TOPICS IN NUMERICAL ANALYSIS
- Overview
- Assessment methods
- Learning objectives
- Contents
- Full programme
- Bibliography
- Teaching methods
- Contacts/Info
The course is designed not only for Math students, but also for students of Physics or Chemistry, with interests in scientific computing. The basic notions of analysis and geometry we will use are: Taylor's expansions, the notion of linear combinations and basis in a vector space. From numerical analysis, notions on the solution of linear algebraic systems of equations and the concept of condition number will be useful. If these concepts are not familiar, they will be recalled.
The exam is oral, and consists of two parts, which usually take place on the same day.
In the first part, the student discusses a brief report on a computational project (previously agreed with the teacher) that leverages on a topic taught during the course.
The second part of the exam is an oral examination of the material covered by the course.
The purpose of the course is to complete the preparation of Numerical Analysis by introducing the main ideas and algorithms of classical numerical computing, designed to solve problems in approximation of functions, definite integrals and ordinary differential equations.

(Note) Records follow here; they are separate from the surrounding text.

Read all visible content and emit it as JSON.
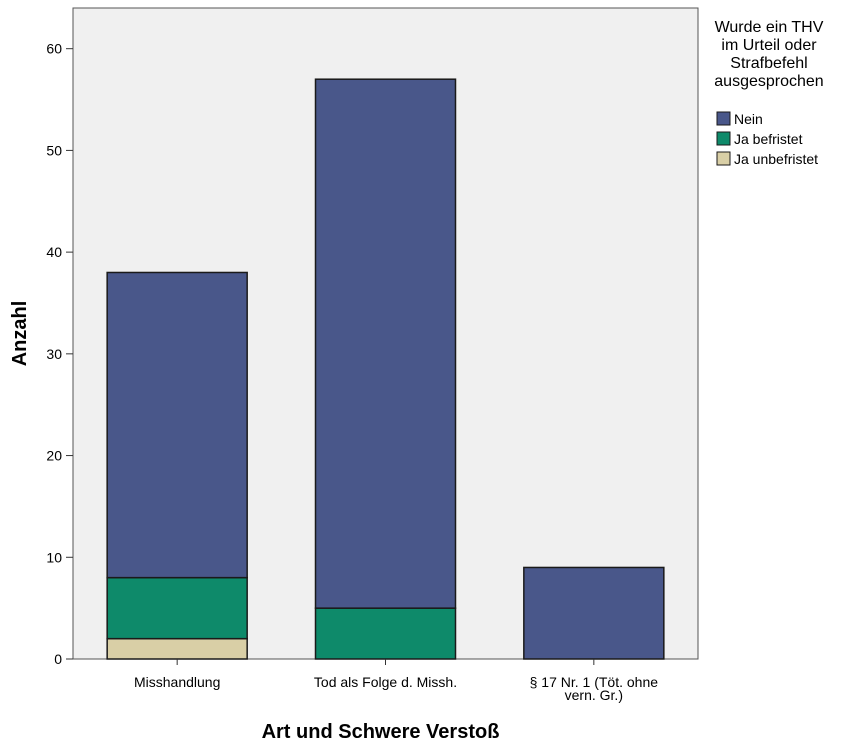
{
  "chart_data": {
    "type": "bar",
    "stacked": true,
    "categories": [
      [
        "Misshandlung"
      ],
      [
        "Tod als Folge d. Missh."
      ],
      [
        "§ 17 Nr. 1 (Töt. ohne",
        "vern. Gr.)"
      ]
    ],
    "series": [
      {
        "name": "Ja unbefristet",
        "color": "#D9CFA6",
        "values": [
          2,
          0,
          0
        ]
      },
      {
        "name": "Ja befristet",
        "color": "#0E8A6A",
        "values": [
          6,
          5,
          0
        ]
      },
      {
        "name": "Nein",
        "color": "#49578A",
        "values": [
          30,
          52,
          9
        ]
      }
    ],
    "xlabel": "Art und Schwere Verstoß",
    "ylabel": "Anzahl",
    "ylim": [
      0,
      64
    ],
    "yticks": [
      "0",
      "10",
      "20",
      "30",
      "40",
      "50",
      "60"
    ],
    "legend": {
      "title_lines": [
        "Wurde ein THV",
        "im Urteil oder",
        "Strafbefehl",
        "ausgesprochen"
      ],
      "items": [
        "Nein",
        "Ja befristet",
        "Ja unbefristet"
      ],
      "placement": "right"
    },
    "plot_background": "#F0F0F0",
    "grid": false
  }
}
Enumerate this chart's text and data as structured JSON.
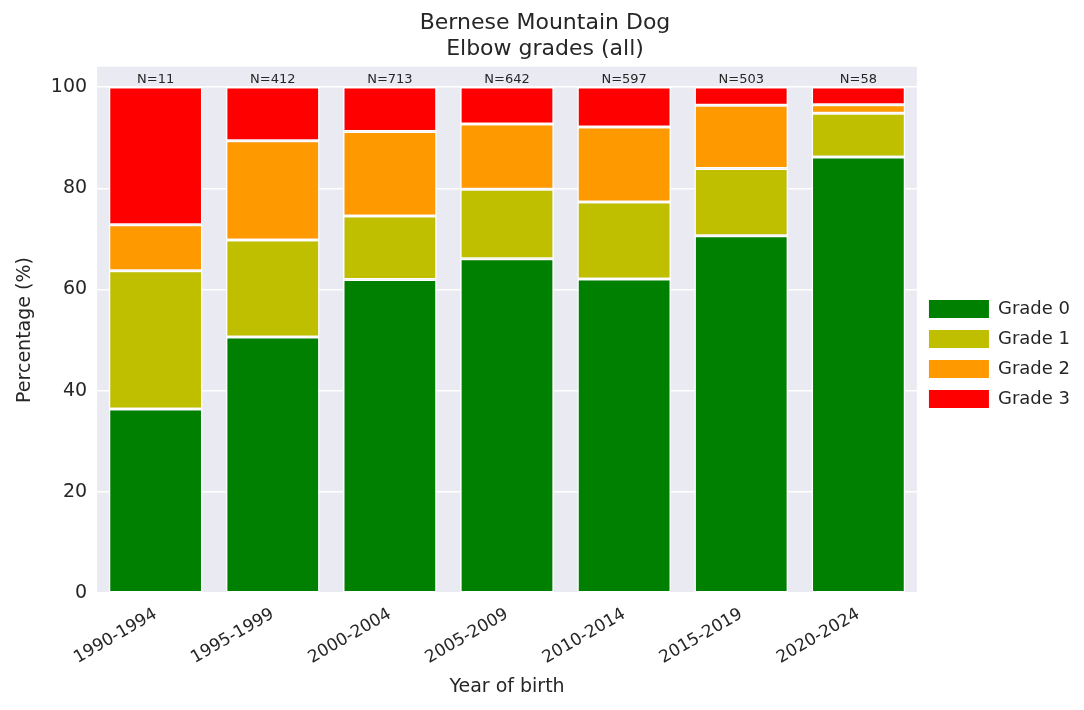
{
  "chart_data": {
    "type": "bar",
    "title": "Bernese Mountain Dog\nElbow grades (all)",
    "xlabel": "Year of birth",
    "ylabel": "Percentage (%)",
    "categories": [
      "1990-1994",
      "1995-1999",
      "2000-2004",
      "2005-2009",
      "2010-2014",
      "2015-2019",
      "2020-2024"
    ],
    "series": [
      {
        "name": "Grade 0",
        "color": "#008000",
        "values": [
          36.4,
          50.6,
          62.0,
          66.1,
          62.1,
          70.6,
          86.2
        ]
      },
      {
        "name": "Grade 1",
        "color": "#bfbf00",
        "values": [
          27.3,
          19.2,
          12.5,
          13.7,
          15.2,
          13.3,
          8.6
        ]
      },
      {
        "name": "Grade 2",
        "color": "#ff9900",
        "values": [
          9.1,
          19.6,
          16.7,
          12.9,
          14.8,
          12.5,
          1.7
        ]
      },
      {
        "name": "Grade 3",
        "color": "#ff0000",
        "values": [
          27.2,
          10.6,
          8.8,
          7.3,
          7.9,
          3.6,
          3.5
        ]
      }
    ],
    "stacked": true,
    "ylim": [
      0,
      104
    ],
    "yticks": [
      0,
      20,
      40,
      60,
      80,
      100
    ],
    "grid": "y",
    "legend": "right",
    "annotations": [
      {
        "text": "N=11",
        "x": "1990-1994",
        "y": 100
      },
      {
        "text": "N=412",
        "x": "1995-1999",
        "y": 100
      },
      {
        "text": "N=713",
        "x": "2000-2004",
        "y": 100
      },
      {
        "text": "N=642",
        "x": "2005-2009",
        "y": 100
      },
      {
        "text": "N=597",
        "x": "2010-2014",
        "y": 100
      },
      {
        "text": "N=503",
        "x": "2015-2019",
        "y": 100
      },
      {
        "text": "N=58",
        "x": "2020-2024",
        "y": 100
      }
    ]
  }
}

1. Interpolation of data and functions
2. Approximation of functions and data
3. Numerical quadrature
4. Integration of Ordinary Differential Equations
1. Interpolation of data and functions: Polynomial interpolation (Lagrange basis, basis of monomials and divided differences), Hermite interpolation (divided differences with coincident nodes), piecewise polynomial interpolation (splines).
2. Approximation of functions and data: families of orthogonal polynomials; least squares approximation.
3. Numerical quadrature: integration on an interval, Newton-Cotes formulas and composite quadrature, adaptive methods with uniform and non-uniform refinement, gaussian formulas.
4. Integration of Ordinary Differential Equations: analysis of the Euler method; analysis of one step methods; stability; Runge-Kutta Methods; automatic step control; linear multistep methods.
For Chapters 1, 2 and 3, the main reference will be the chapters 5,6,7 of “Metodi Numerici” by Bevilacqua, Bini, Capovani, Meini (Zanichelli). Alternatively, “Numerical mathematics” by Quarteroni, Sacco, Saleri (Springer) is suggested.
For Chapter 4, in addition to Quarteroni's book, we will also use Randy Leveque's "Finite Differential Methods for Ordinary and Partial Differential Equations".
Additional material, expecially for the lab sessions, will be made available by the teacher through the e-learning web site.
Lectures are at the blackboard, and in the computing lab
Office hours are booked on demand, by email or at lecture time.